JuliaAI / DecisionTree.jl

Julia implementation of Decision Tree (CART) and Random Forest algorithms
Other
342 stars 101 forks source link

Parallel Random Forest #2

Open celestrist opened 10 years ago

celestrist commented 10 years ago

I noticed that the random forest classifier is intended to build trees in parallel. However, we must manually add julia processes by either invoking the -p option or use the addproc function. I am wondering if the classifier can automatically add processes. perhaps by adding an option indicating how many processes the user wants to use, which default value is 1.

Caleb

bensadeghi commented 10 years ago

I'm not sure if that is currently possible. Upon adding new processors, the package functions (ie build_tree) need to be sent over to them. So something like this returns a exception on 2: ERROR: build_tree not defined:

function build_forest(labels, features, nsubfeatures, ntrees, ncpu=1)
                  if ncpu > nprocs()
                       addprocs(ncpu - nprocs())
                  end
                  Nlabels = length(labels)
                  Nsamples = int(0.7 * Nlabels)
                  forest = @parallel (vcat) for i in [1:ntrees]
                      inds = rand(1:Nlabels, Nsamples)
                      build_tree(labels[inds], features[inds,:], nsubfeatures)
                  end
                  return [forest]
              end

Also, running addprocs(3) before using DecisionTree works, but not if the order of the two commands is reversed. Let me do a bit of digging for a solution or work-around.
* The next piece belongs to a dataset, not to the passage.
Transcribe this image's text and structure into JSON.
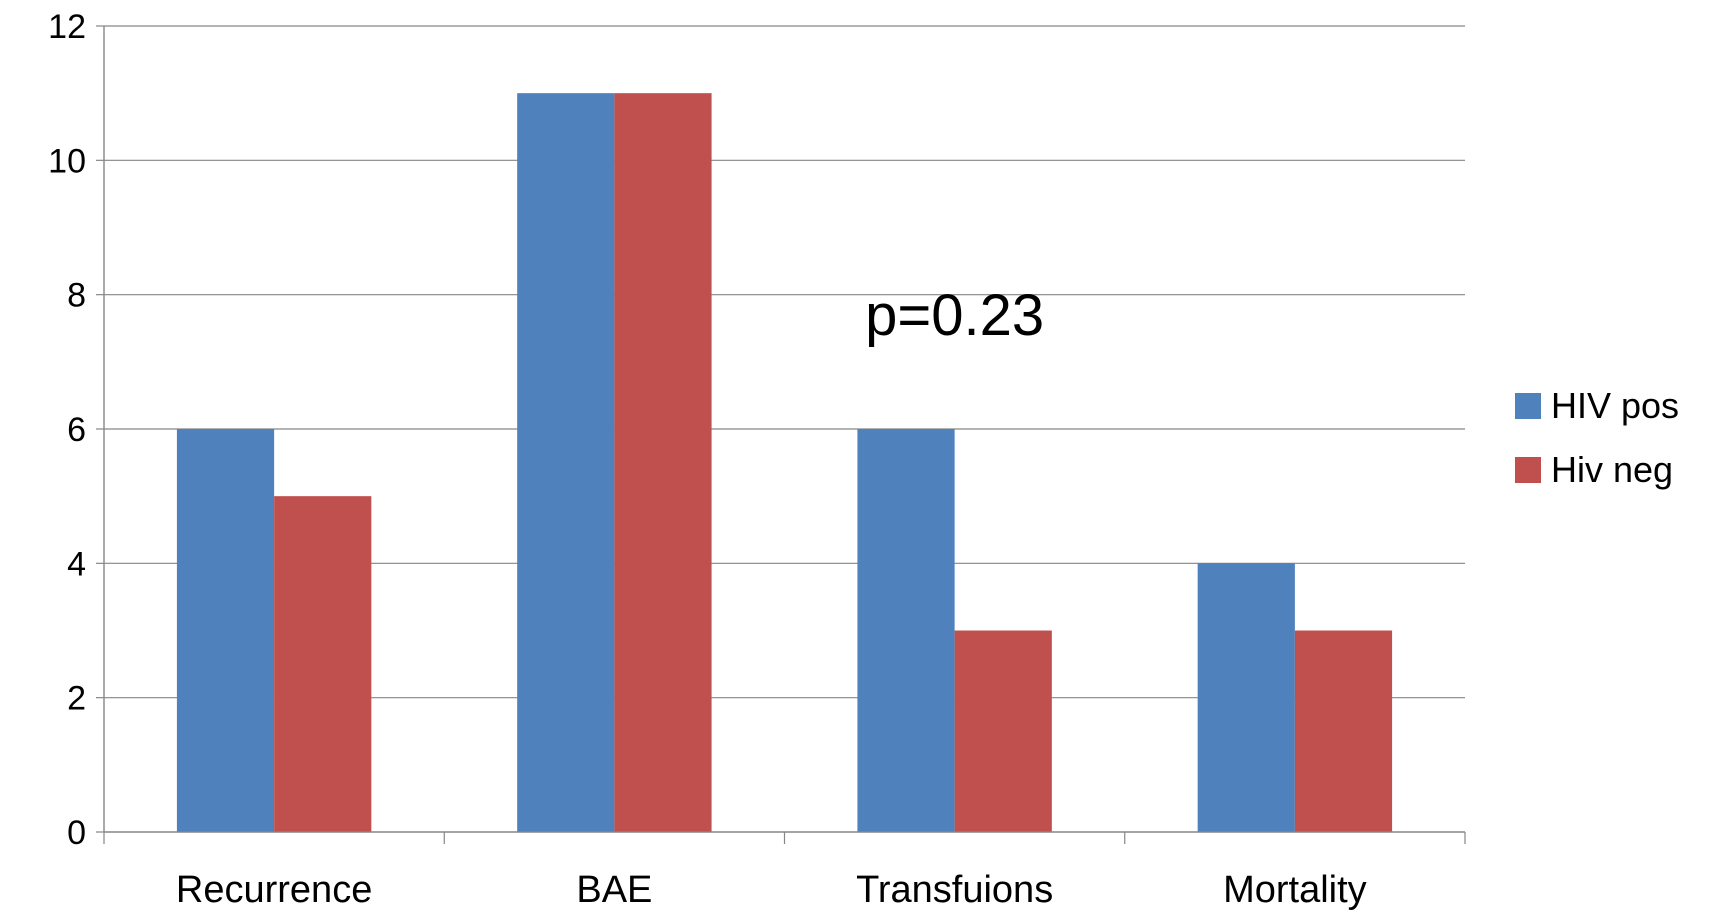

colbec commented 7 years ago

@bensadeghi I attempted to parallelize Random Forest on a moderately large dataset (2 million observations and 6 features) and found that in fact the parallelized version launched with "julia -p 3 test.jl" ran slower than with no -p parameter. Without parallelization the RF ran in 18 minutes, and with -p 3 it ran in 25 minutes. Since testing takes so long it is hard to know if this was just an abnormal case. Using Julia 6; I will try to test on Julia 4 and see if I get the same.
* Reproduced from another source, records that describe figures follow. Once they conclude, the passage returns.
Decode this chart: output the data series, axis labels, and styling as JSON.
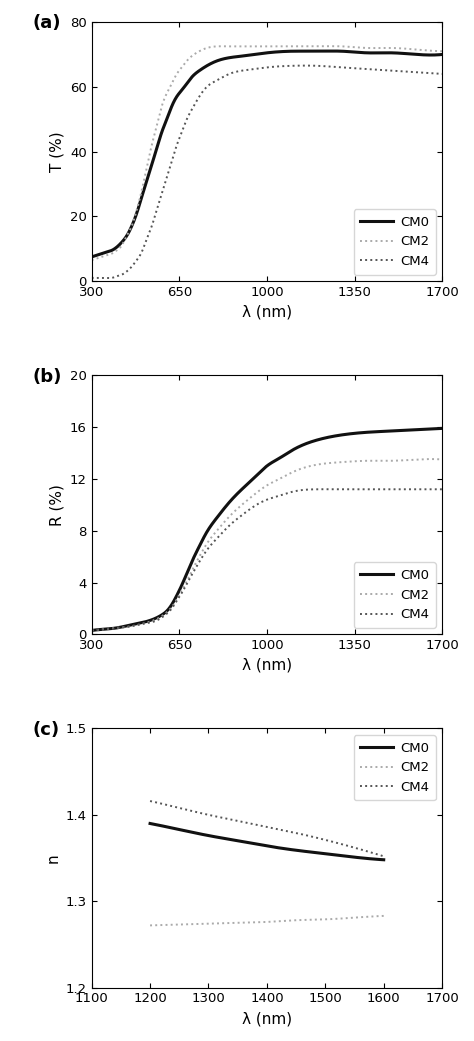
{
  "panel_a": {
    "label": "(a)",
    "ylabel": "T (%)",
    "xlabel": "λ (nm)",
    "xlim": [
      300,
      1700
    ],
    "ylim": [
      0,
      80
    ],
    "xticks": [
      300,
      650,
      1000,
      1350,
      1700
    ],
    "yticks": [
      0,
      20,
      40,
      60,
      80
    ],
    "CM0": {
      "x": [
        300,
        320,
        340,
        360,
        380,
        400,
        420,
        440,
        460,
        480,
        500,
        520,
        540,
        560,
        580,
        600,
        620,
        640,
        660,
        680,
        700,
        730,
        760,
        800,
        850,
        900,
        950,
        1000,
        1100,
        1200,
        1300,
        1400,
        1500,
        1600,
        1700
      ],
      "y": [
        7.5,
        8.0,
        8.5,
        9.0,
        9.5,
        10.5,
        12,
        14,
        17,
        21,
        26,
        31,
        36,
        41,
        46,
        50,
        54,
        57,
        59,
        61,
        63,
        65,
        66.5,
        68,
        69,
        69.5,
        70,
        70.5,
        71,
        71,
        71,
        70.5,
        70.5,
        70,
        70
      ]
    },
    "CM2": {
      "x": [
        300,
        320,
        340,
        360,
        380,
        400,
        420,
        440,
        460,
        480,
        500,
        520,
        540,
        560,
        580,
        600,
        620,
        640,
        660,
        680,
        700,
        730,
        760,
        800,
        850,
        900,
        950,
        1000,
        1100,
        1200,
        1300,
        1400,
        1500,
        1600,
        1700
      ],
      "y": [
        6.5,
        7.0,
        7.5,
        8.0,
        8.5,
        9.5,
        11,
        14,
        17,
        22,
        28,
        35,
        42,
        48,
        54,
        58,
        61,
        64,
        66,
        68,
        69.5,
        71,
        72,
        72.5,
        72.5,
        72.5,
        72.5,
        72.5,
        72.5,
        72.5,
        72.5,
        72,
        72,
        71.5,
        71
      ]
    },
    "CM4": {
      "x": [
        300,
        320,
        340,
        360,
        380,
        400,
        420,
        440,
        460,
        480,
        500,
        520,
        540,
        560,
        580,
        600,
        620,
        640,
        660,
        680,
        700,
        730,
        760,
        800,
        850,
        900,
        950,
        1000,
        1100,
        1200,
        1300,
        1400,
        1500,
        1600,
        1700
      ],
      "y": [
        1,
        1,
        1,
        1,
        1,
        1.5,
        2,
        3,
        4.5,
        6.5,
        9,
        13,
        17,
        22,
        27,
        32,
        37,
        42,
        46,
        50,
        53,
        57,
        60,
        62,
        64,
        65,
        65.5,
        66,
        66.5,
        66.5,
        66,
        65.5,
        65,
        64.5,
        64
      ]
    }
  },
  "panel_b": {
    "label": "(b)",
    "ylabel": "R (%)",
    "xlabel": "λ (nm)",
    "xlim": [
      300,
      1700
    ],
    "ylim": [
      0,
      20
    ],
    "xticks": [
      300,
      650,
      1000,
      1350,
      1700
    ],
    "yticks": [
      0,
      4,
      8,
      12,
      16,
      20
    ],
    "CM0": {
      "x": [
        300,
        350,
        400,
        450,
        500,
        550,
        580,
        600,
        620,
        640,
        660,
        680,
        700,
        730,
        760,
        800,
        850,
        900,
        950,
        1000,
        1050,
        1100,
        1200,
        1300,
        1400,
        1500,
        1600,
        1700
      ],
      "y": [
        0.3,
        0.4,
        0.5,
        0.7,
        0.9,
        1.2,
        1.5,
        1.8,
        2.3,
        3.0,
        3.8,
        4.7,
        5.6,
        6.8,
        7.9,
        9.0,
        10.2,
        11.2,
        12.1,
        13.0,
        13.6,
        14.2,
        15.0,
        15.4,
        15.6,
        15.7,
        15.8,
        15.9
      ]
    },
    "CM2": {
      "x": [
        300,
        350,
        400,
        450,
        500,
        550,
        580,
        600,
        620,
        640,
        660,
        680,
        700,
        730,
        760,
        800,
        850,
        900,
        950,
        1000,
        1050,
        1100,
        1200,
        1300,
        1400,
        1500,
        1600,
        1700
      ],
      "y": [
        0.3,
        0.4,
        0.5,
        0.6,
        0.8,
        1.1,
        1.4,
        1.7,
        2.1,
        2.7,
        3.4,
        4.1,
        4.9,
        6.0,
        7.0,
        8.0,
        9.1,
        10.0,
        10.8,
        11.5,
        12.0,
        12.5,
        13.1,
        13.3,
        13.4,
        13.4,
        13.5,
        13.5
      ]
    },
    "CM4": {
      "x": [
        300,
        350,
        400,
        450,
        500,
        550,
        580,
        600,
        620,
        640,
        660,
        680,
        700,
        730,
        760,
        800,
        850,
        900,
        950,
        1000,
        1050,
        1100,
        1200,
        1300,
        1400,
        1500,
        1600,
        1700
      ],
      "y": [
        0.3,
        0.4,
        0.5,
        0.6,
        0.8,
        1.0,
        1.3,
        1.6,
        2.0,
        2.6,
        3.2,
        3.9,
        4.6,
        5.6,
        6.5,
        7.4,
        8.4,
        9.2,
        9.9,
        10.4,
        10.7,
        11.0,
        11.2,
        11.2,
        11.2,
        11.2,
        11.2,
        11.2
      ]
    }
  },
  "panel_c": {
    "label": "(c)",
    "ylabel": "n",
    "xlabel": "λ (nm)",
    "xlim": [
      1100,
      1700
    ],
    "ylim": [
      1.2,
      1.5
    ],
    "xticks": [
      1100,
      1200,
      1300,
      1400,
      1500,
      1600,
      1700
    ],
    "yticks": [
      1.2,
      1.3,
      1.4,
      1.5
    ],
    "CM0": {
      "x": [
        1200,
        1250,
        1300,
        1350,
        1400,
        1450,
        1500,
        1550,
        1600
      ],
      "y": [
        1.39,
        1.383,
        1.376,
        1.37,
        1.364,
        1.359,
        1.355,
        1.351,
        1.348
      ]
    },
    "CM2": {
      "x": [
        1200,
        1250,
        1300,
        1350,
        1400,
        1450,
        1500,
        1550,
        1600
      ],
      "y": [
        1.272,
        1.273,
        1.274,
        1.275,
        1.276,
        1.278,
        1.279,
        1.281,
        1.283
      ]
    },
    "CM4": {
      "x": [
        1200,
        1250,
        1300,
        1350,
        1400,
        1450,
        1500,
        1550,
        1600
      ],
      "y": [
        1.416,
        1.408,
        1.4,
        1.393,
        1.386,
        1.379,
        1.371,
        1.362,
        1.352
      ]
    }
  },
  "CM0_color": "#111111",
  "CM2_color": "#aaaaaa",
  "CM4_color": "#555555",
  "lw_CM0": 2.2,
  "lw_CM2": 1.4,
  "lw_CM4": 1.4,
  "ls_CM0": "solid",
  "ls_CM2": "dotted",
  "ls_CM4": "dotted"
}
Edit: Julia 4 is fine, both RF and CV run completely. Times were good improvement over no parallelization for RF (11 minutes compared to 18), but not so dramatic on CV (22 minutes vs. 25).
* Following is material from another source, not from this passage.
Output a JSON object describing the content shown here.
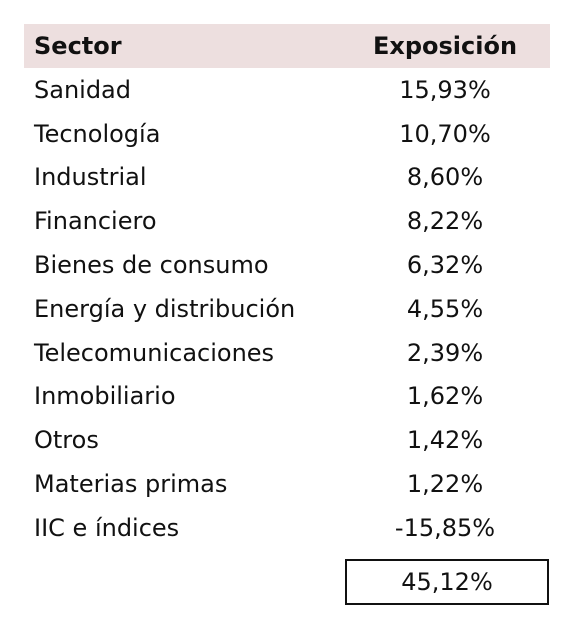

I was using the doc format of running a RF followed by a 3-fold cross validation; with no parallelization the CV ran fine in 32 minutes, but in parallel again with -p 3 memory was quickly exhausted, went into swap, and I attempted to force quit with Ctrl-C. This returned me to the command prompt, but multiple Julia processes kept running and had to be force killed. No other major programmes were running at the same time demanding resources.

In https://github.com/JuliaLang/julia/issues/6631 there was a discussion of processes running on which resulted in a fix. So I guess one question would be how to cleanly quit from the bash CLI as opposed to being able to send an "interrupt()" from the Julia CLI which is not available.

Using 4 cores and 16 GB ram.

julia> versioninfo()
Julia Version 0.6.0-dev.252
Commit f5418ac* (2016-08-17 04:16 UTC)
Platform Info:
  System: Linux (x86_64-suse-linux)
  CPU: Intel(R) Core(TM) i5-4460  CPU @ 3.20GHz
  WORD_SIZE: 64
  BLAS: libopenblas (USE64BITINT DYNAMIC_ARCH NO_AFFINITY Haswell)
  LAPACK: libopenblas64_
  LIBM: libopenlibm
  LLVM: libLLVM-3.7.1 (ORCJIT, haswell)
ChicagoStats commented 7 years ago

I've been looking for an example of distributing a Random Forest run with a reasonably large dataset (120mil observations). Can you share your code -- and save me a few long nights? Thanks,

nsenno commented 6 years ago

Is there a simple way to turn off the @parallel for building a random forest model (line 243 of classification.jl)? I am attempting to do a parameter grid search in parallel. Because my dataset is relatively small, the parallelization of the forest creation is increasing the overhead.